Contemporaneamente a questi cambiamenti epistemologici e clinici, a livello organizzativo e istituzionale la chiusura degli istituti manicomiali ha condotto nei primi anni ’90 alla necessità di organizzare una serie di strutture interdisciplinari in rete deputate alla presa in carico di persone affette da patologie gravi e con un basso livello di funzionamento sociale. L’alternativa agli istituti manicomiali viene quindi individuata in una rete di strutture, afferenti a un unico Dipartimento di Salute Mentale, capaci di svolgere funzioni preventive, curative e riabilitative del disagio mentale. Il Piano sanitario nazionale relativo al triennio 1994-1996 e successivamente il Piano sanitario nazionale 1998-2000 hanno in seguito definito le principali linee di intervento dei Dipartimenti di Salute Mentale stabilendo che l’assistenza psichiatrica dovesse essere centrata sul territorio, orientata alla riabilitazione e al reinserimento sociale del soggetto portatore di sofferenza mentale e che gli interventi realizzati dovessero basarsi sul principio dell’evidenza scientifica (EBM). Ogni regione italiana ha quindi organizzato il Dipartimento di Salute Mentale (DSM) che si presenta come un insieme di strutture di diversa intensità di cure come: i Centri di Salute Mentale (CSM) che in Lombardia sono denominati Centri Psico-Sociali (CPS), i servizi a carattere residenziale distinti in residenze protette e comunità terapeutico-riabilitative (SR), i servizi a carattere semiresidenziale distinti in Centri Diurni (CD) e Day Hospital (DH), e i Servizi Psichiatrici di Diagnosi e Cura (SPDC) che lavorano in sinergia con la medicina territoriale e i servizi sociali1,8. I Centri di Salute Mentale (CSM) o i CPS, come vengono chiamati in Lombardia, si occupano di assistere la persona con disturbo mentale in maniera integrata, all’interno del proprio contesto socio-ambientale e preservando il massimo grado di autonomia possibile. Queste strutture sono la sede del coordinamento degli interventi di prevenzione, cura, riabilitazione e reinserimento sociale.

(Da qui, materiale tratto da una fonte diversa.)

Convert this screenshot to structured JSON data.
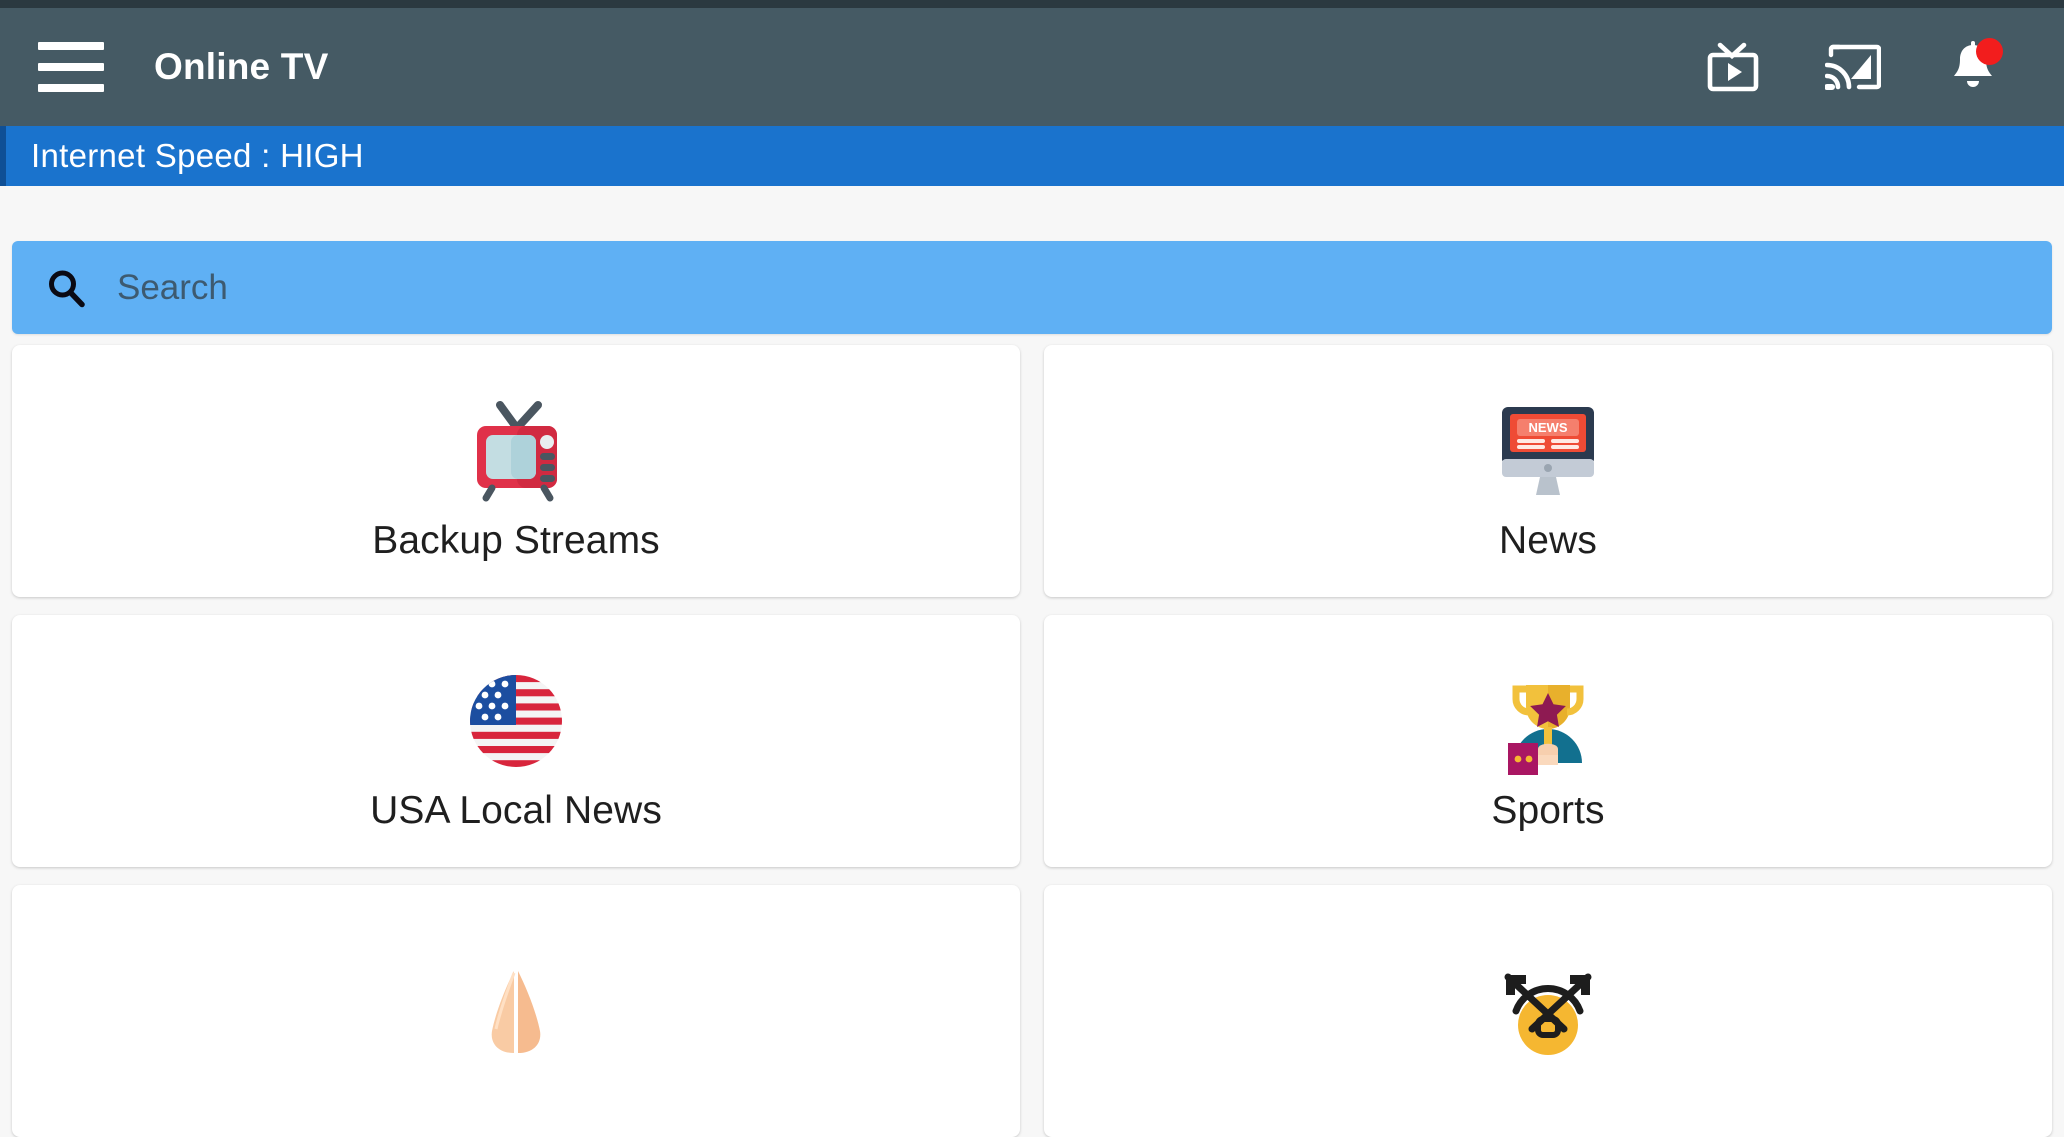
{
  "toolbar": {
    "menu_icon": "hamburger-menu-icon",
    "title": "Online TV",
    "actions": [
      {
        "name": "live-tv-icon",
        "label": "Live TV"
      },
      {
        "name": "cast-icon",
        "label": "Cast"
      },
      {
        "name": "notifications-icon",
        "label": "Notifications",
        "badge": true
      }
    ],
    "background_color": "#455a64"
  },
  "speed_bar": {
    "text": "Internet Speed : HIGH",
    "background_color": "#1a73cd",
    "accent_color": "#0f4f95"
  },
  "search": {
    "placeholder": "Search",
    "value": "",
    "icon": "search-icon",
    "background_color": "#5fb0f4"
  },
  "grid": {
    "cards": [
      {
        "label": "Backup Streams",
        "icon": "retro-tv-icon"
      },
      {
        "label": "News",
        "icon": "news-monitor-icon"
      },
      {
        "label": "USA Local News",
        "icon": "usa-flag-icon"
      },
      {
        "label": "Sports",
        "icon": "trophy-icon"
      },
      {
        "label": "",
        "icon": "praying-hands-icon"
      },
      {
        "label": "",
        "icon": "crossed-arrows-icon"
      }
    ]
  },
  "page": {
    "background_color": "#f7f7f7",
    "card_background": "#ffffff",
    "label_color": "#1f1f1f"
  }
}
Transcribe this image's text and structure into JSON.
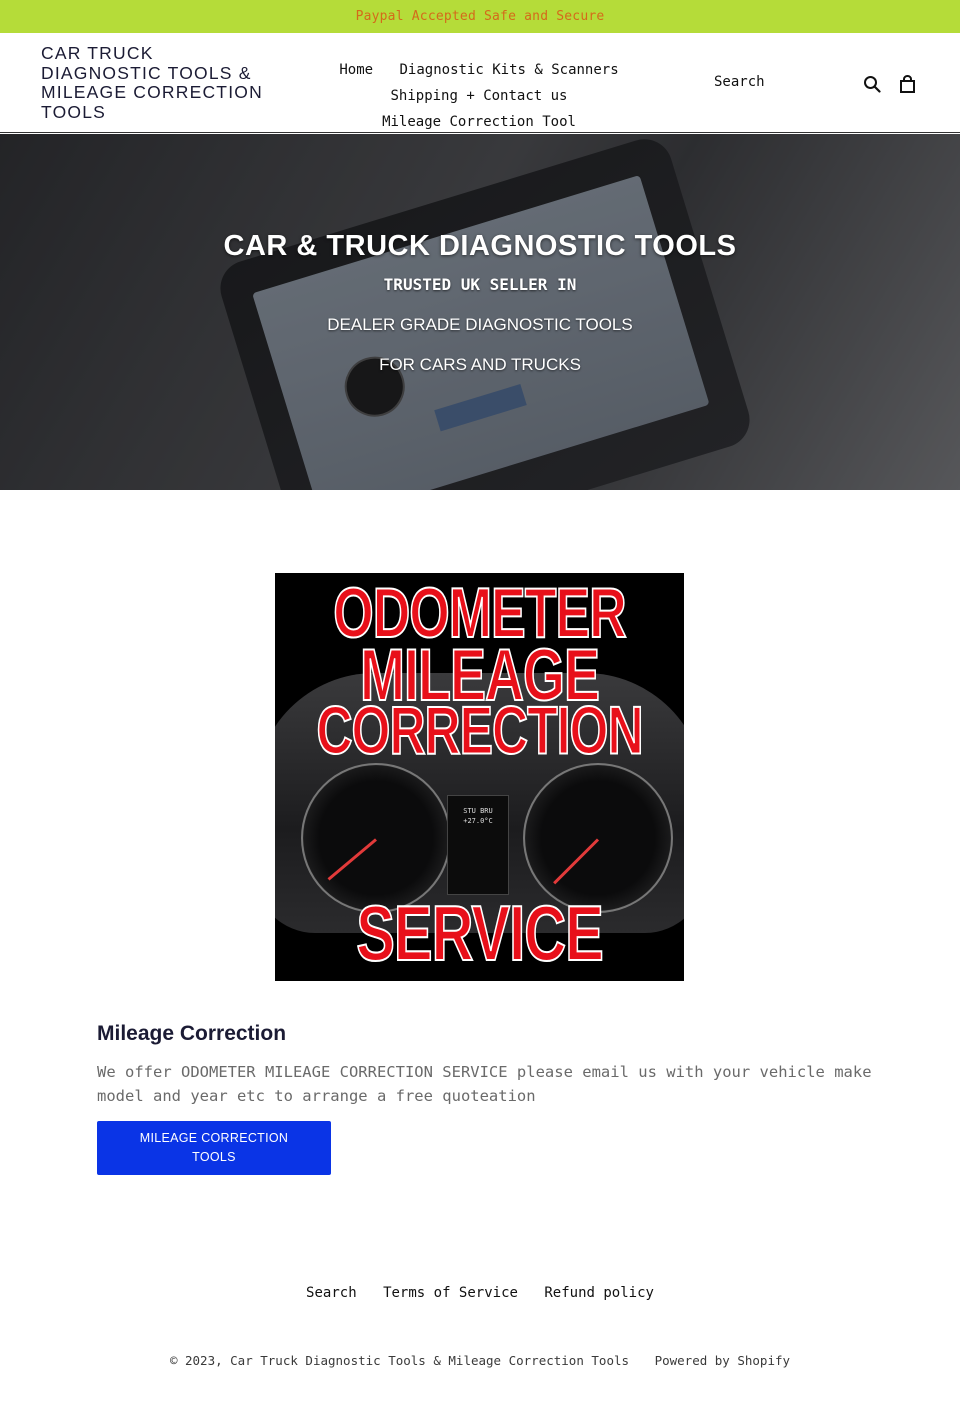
{
  "announcement": {
    "text": "Paypal Accepted Safe and Secure"
  },
  "header": {
    "logo": "CAR TRUCK DIAGNOSTIC TOOLS & MILEAGE CORRECTION TOOLS",
    "nav": [
      {
        "label": "Home"
      },
      {
        "label": "Diagnostic Kits & Scanners"
      },
      {
        "label": "Shipping + Contact us"
      },
      {
        "label": "Mileage Correction Tool"
      }
    ],
    "search_label": "Search",
    "icons": {
      "search": "search-icon",
      "cart": "cart-icon"
    }
  },
  "hero": {
    "title": "CAR & TRUCK DIAGNOSTIC TOOLS",
    "line1": "TRUSTED UK SELLER IN",
    "line2": "DEALER GRADE DIAGNOSTIC TOOLS",
    "line3": "FOR CARS AND TRUCKS"
  },
  "promo_image": {
    "lines": [
      "ODOMETER",
      "MILEAGE",
      "CORRECTION",
      "SERVICE"
    ],
    "lcd_text": [
      "STU BRU",
      "+27.0°C"
    ],
    "accent_color": "#e8101a"
  },
  "feature": {
    "title": "Mileage Correction",
    "body": "We offer ODOMETER MILEAGE CORRECTION SERVICE please email us with your vehicle make model and year etc to arrange a free quoteation",
    "button_label": "MILEAGE CORRECTION TOOLS",
    "button_color": "#0a34e6"
  },
  "footer": {
    "links": [
      {
        "label": "Search"
      },
      {
        "label": "Terms of Service"
      },
      {
        "label": "Refund policy"
      }
    ],
    "copyright": "© 2023, Car Truck Diagnostic Tools & Mileage Correction Tools",
    "powered_by": "Powered by Shopify"
  },
  "colors": {
    "announcement_bg": "#b5dc39",
    "announcement_text": "#d46a1a"
  }
}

In questo quadro di riorganizzazione interdisciplinare dei servizi di salute mentale, pochi studi hanno posto l’attenzione sul vissuto e sul benessere dei professionisti sanitari che operano nei contesti di cura psichiatrica. Solo recentemente si è registrata un’attenzione verso il vissuto e il benessere psicologico delle figure mediche e psichiatriche17; accortezza presumibilmente giustificata dal calo degli psichiatri che lavorano nel Sistema Sanitario Nazionale18,19 a fronte dell’incremento delle psicopatologie che si registrano a livello mondiale e di cui si prevede una crescita continua nei prossimi anni20,21.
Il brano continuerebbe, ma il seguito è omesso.